For close to two decades, professional screenwriters had only one option when it came to writing screenplays on a computer — FinalDraft. While there were other competing applications, Final Draft was (and still is) the application of choice within the film and television industry. At the end of the day, a writer is expected to work, present, and revise in-progress projects, as .fdx files — the proprietary file format of Final Draft. While there are some utilities that allow a writer to view or translate this document type into something more universal, there is no other application that allows a writer to fully edit an .fdx file other than Final Draft.

Further, there hasn’t been many options for starting a screenplay in another application and migrating it to Final Draft for the review and development cycle. You have to start and finish everything in one application on the same computer (because serializing FinalDraft means locking it to a single computer).

I don’t know many writers that work this way anymore.

Writing happens everywhere: the park, the metro, while driving (dangerous!), in bed, in the bathroom. The device that facilitates these bursts of inspiration is the smartphone. Often a file starts in a simple text editor, moves to something else, then finally lands in a proper screenplay application. With each one of these transitions, a file type translation has to occur. Formatting and notation can get garbled and a lot of “fix-it” work has to be done, losing valuable writing time.
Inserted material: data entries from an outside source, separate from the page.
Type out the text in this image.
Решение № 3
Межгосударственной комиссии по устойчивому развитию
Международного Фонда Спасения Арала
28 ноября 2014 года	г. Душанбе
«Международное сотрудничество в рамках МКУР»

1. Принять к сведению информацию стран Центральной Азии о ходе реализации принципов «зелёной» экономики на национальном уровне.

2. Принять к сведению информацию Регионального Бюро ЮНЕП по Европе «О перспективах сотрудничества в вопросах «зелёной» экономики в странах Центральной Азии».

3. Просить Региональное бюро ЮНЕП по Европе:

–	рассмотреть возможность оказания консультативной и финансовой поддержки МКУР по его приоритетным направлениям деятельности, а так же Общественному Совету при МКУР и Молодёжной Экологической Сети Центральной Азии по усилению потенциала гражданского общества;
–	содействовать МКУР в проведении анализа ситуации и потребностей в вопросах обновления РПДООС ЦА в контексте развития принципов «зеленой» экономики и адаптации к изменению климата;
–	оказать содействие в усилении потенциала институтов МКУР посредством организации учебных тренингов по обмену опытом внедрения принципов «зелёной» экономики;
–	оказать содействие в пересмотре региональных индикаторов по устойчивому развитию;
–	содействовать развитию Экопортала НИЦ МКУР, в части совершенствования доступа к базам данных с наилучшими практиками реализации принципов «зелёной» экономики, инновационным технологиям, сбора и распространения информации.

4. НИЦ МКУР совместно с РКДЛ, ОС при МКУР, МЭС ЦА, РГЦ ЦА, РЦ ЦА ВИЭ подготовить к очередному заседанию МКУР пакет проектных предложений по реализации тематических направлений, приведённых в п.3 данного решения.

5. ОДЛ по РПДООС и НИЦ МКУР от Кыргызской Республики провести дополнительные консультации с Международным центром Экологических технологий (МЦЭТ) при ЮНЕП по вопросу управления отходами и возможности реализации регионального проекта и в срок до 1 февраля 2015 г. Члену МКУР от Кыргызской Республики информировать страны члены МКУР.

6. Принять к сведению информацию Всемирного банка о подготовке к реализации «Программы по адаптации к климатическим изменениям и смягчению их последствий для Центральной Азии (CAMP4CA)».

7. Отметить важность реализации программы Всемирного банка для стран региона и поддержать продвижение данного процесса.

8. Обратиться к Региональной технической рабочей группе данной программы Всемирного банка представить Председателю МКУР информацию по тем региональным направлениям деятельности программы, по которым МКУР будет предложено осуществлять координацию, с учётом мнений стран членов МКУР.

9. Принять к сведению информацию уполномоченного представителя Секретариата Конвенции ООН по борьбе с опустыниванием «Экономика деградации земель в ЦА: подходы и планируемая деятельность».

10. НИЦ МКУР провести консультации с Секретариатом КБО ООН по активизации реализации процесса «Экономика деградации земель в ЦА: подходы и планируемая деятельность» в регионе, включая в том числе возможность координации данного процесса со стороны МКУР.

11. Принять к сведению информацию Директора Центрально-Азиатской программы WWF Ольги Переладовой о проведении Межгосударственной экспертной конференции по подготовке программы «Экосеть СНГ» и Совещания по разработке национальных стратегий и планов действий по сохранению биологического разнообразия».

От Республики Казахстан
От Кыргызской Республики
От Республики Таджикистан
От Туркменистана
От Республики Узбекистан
What is needed is a universal mark up language — a set of rules and style of writing that exists independent of any one application or file format.

Markup Language for Screenwriters

This is why Fountain is such an amazing development for screenwriters. It is not an application or file type, it is a markup language: ‘a modern system for annotating a document in a way that is syntactically distinguishable from the text.’ (from Wikipedia)

Spend a few hours learning the syntax and you’ll be writing screenplays on anything that can edit text. Download any number of Fountain-based apps and you’ll be good to go.

‘Fountain is a simple markup syntax for writing, editing and sharing screenplays in plain, human-readable text. Fountain allows you to work on your screenplay anywhere, on any computer or tablet, using any software that edits text files’. (from the Fountain website)

What Fountain Looks Like

It looks like a screenplay from the get-go. For instance, if you want to write a scene heading for an interior day scene in a living room, you just type it like this: int. living room – day.

A fountain browser will display that as: INT. LIVING ROOM – DAY

Start an action block just by writing normally below a scene heading. And for a character, just write the name in all caps.

For every one of these screenplay elements there are ways to force the interpretation. For instance if you wanted to start a scene heading with something other than INT or EXT. You can type a period (“.”) at the start of the line.

Using Fountain to go from Google Docs to FinalDraft

Finish Your Work in FinalDraft

Even with all these great new tools, many of us will still end up in FinalDraft. Thankfully there is a great app from the developers of Fountain called Highland which easily converts a Fountain screenplay into an FDX file. Highland preserves all your existing formatting and structure as you move from Fountain and into FinalDraft. Hopefully soon, FinalDraft will just do that all by itself.